|Wei, Q - LOUISIANA STATE UNIV|
Submitted to: International Society of Sugar Cane Technologists Proceedings
Publication Type: Peer Reviewed Journal
Publication Acceptance Date: May 26, 2001
Publication Date: September 18, 2001
Citation: Pan, Y., Burner, D.M., Wei, Q. 2001. Developing species-specific DNA markers to assist in sugarcane breeding. Proceedings of International Society of Sugar Cane Technologists Proceedings. 24:337-342. Interpretive Summary: Sugarcane breeders attempt to transfer agriculturally desirable traits from wild relatives into commercial varieties by crossing them. One problem, however, is that sugarcane produces an abundance of small flowers and it is difficult to know if the seed produced by the "female parent" originated from pollen produced by the planned "male parent" or from pollen produced by the female parent. Plants originating from seed produced by the former cross are considered "hybrids" because they contain genetic material from both parents whereas plants originating from the latter cross are considered "selfs" because they contain the genetic material from only one parent. Two species-specific DNA markers were developed as a tool to assist breeders in identifying true hybrid offspring early in the selection program. These markers are essentially DNA fingerprints of one of the wild sugarcane species commonly used in the varietal development program in Louisiana. The Louisiana sugarcane varietal development program is a 13 t 14-year program that begins with the planting of approximately 120,000 seedlings (potential varieties) in the field. It is estimated that only 50% of these seedlings are hybrids. Identification of unwanted "selfed offspring" early in the program should improve the frequency of release of superior varieties to the Louisiana sugarcane industry.

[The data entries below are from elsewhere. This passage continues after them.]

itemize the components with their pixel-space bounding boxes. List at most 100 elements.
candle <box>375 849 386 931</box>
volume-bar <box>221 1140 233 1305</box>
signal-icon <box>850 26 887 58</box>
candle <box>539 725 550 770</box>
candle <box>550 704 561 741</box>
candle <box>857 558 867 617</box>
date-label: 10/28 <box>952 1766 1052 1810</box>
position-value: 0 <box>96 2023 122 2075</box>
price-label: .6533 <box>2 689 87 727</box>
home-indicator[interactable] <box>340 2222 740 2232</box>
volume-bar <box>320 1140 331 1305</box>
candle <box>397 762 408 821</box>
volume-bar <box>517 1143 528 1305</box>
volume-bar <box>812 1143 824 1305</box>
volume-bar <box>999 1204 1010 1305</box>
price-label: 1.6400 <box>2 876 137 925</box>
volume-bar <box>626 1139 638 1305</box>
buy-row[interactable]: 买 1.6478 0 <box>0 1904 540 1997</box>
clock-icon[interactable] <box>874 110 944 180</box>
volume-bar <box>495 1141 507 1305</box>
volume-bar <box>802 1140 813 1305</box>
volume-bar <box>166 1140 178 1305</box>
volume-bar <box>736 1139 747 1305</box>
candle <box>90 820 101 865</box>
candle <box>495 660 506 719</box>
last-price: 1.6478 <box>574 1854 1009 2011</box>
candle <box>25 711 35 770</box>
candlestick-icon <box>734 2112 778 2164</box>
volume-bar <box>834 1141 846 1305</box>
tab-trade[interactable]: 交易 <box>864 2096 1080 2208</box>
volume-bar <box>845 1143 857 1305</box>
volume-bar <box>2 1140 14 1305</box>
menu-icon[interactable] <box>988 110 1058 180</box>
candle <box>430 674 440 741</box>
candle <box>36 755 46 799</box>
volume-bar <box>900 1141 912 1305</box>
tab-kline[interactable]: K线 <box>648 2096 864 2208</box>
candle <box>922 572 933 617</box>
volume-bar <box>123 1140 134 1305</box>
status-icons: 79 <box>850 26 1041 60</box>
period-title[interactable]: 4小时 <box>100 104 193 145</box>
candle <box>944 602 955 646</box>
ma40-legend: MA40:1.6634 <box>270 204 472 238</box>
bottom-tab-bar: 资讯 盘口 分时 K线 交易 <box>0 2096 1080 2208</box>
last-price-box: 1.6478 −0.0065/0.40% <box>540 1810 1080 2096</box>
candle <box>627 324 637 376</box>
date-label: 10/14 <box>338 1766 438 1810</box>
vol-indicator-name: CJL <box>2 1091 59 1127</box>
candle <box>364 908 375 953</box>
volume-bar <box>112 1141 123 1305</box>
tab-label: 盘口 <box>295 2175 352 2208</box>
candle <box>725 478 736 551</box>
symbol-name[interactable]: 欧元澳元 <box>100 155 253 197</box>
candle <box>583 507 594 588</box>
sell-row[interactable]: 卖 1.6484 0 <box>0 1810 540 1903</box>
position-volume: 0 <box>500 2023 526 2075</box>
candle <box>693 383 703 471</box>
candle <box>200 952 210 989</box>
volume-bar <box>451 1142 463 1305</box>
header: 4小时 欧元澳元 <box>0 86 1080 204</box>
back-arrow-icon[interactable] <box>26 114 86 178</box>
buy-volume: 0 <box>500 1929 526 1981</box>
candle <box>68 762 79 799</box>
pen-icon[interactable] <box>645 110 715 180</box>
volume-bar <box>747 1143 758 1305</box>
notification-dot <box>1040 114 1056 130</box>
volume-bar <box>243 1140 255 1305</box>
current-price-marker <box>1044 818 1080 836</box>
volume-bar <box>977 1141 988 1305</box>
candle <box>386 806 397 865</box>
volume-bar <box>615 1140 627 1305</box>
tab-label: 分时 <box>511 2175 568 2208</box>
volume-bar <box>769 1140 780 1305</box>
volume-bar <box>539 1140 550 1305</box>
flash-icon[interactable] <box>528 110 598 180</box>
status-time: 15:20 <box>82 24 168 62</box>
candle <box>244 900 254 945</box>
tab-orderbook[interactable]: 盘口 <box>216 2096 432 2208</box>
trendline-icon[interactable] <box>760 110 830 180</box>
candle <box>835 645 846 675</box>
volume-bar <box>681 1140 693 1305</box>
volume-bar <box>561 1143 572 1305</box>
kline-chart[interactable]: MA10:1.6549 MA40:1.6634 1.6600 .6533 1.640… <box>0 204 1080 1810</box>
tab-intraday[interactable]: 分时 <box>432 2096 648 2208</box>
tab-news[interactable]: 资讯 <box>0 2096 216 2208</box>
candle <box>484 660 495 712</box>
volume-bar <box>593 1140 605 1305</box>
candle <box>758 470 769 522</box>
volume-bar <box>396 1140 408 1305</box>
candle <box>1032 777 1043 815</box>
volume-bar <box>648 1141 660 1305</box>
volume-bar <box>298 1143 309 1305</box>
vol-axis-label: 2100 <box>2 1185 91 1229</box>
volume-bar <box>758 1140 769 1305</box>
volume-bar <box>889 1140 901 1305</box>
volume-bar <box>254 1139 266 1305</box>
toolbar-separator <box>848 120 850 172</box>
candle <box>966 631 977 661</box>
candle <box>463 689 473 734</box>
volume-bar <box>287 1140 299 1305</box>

Technical Abstract: Two species-specific polymerase chain reaction (PCR) markers were developed to assist in sugarcane breeding. Marker Eri3/Eri4 is a 313 bp DNA product that is amplified specifically from the 5S rRNA locus of Erianthus spp. clones. Marker GigI/PII generates two DNA products. One is a 176 bp amplified DNA product from the 5S rRNA locus of S. giganteum, including all lthree known cytotypes (2n = 30, 60, and 90). The other is a DNA product o approximately 350 bp in size from Erianthus spp. clones, NG 77-214 and IMP 2886. Three cases are reported to demonstrate how these species-specific DNA markers were applied in the conventional breeding program to identify true sugarcane intergeneric hybrids.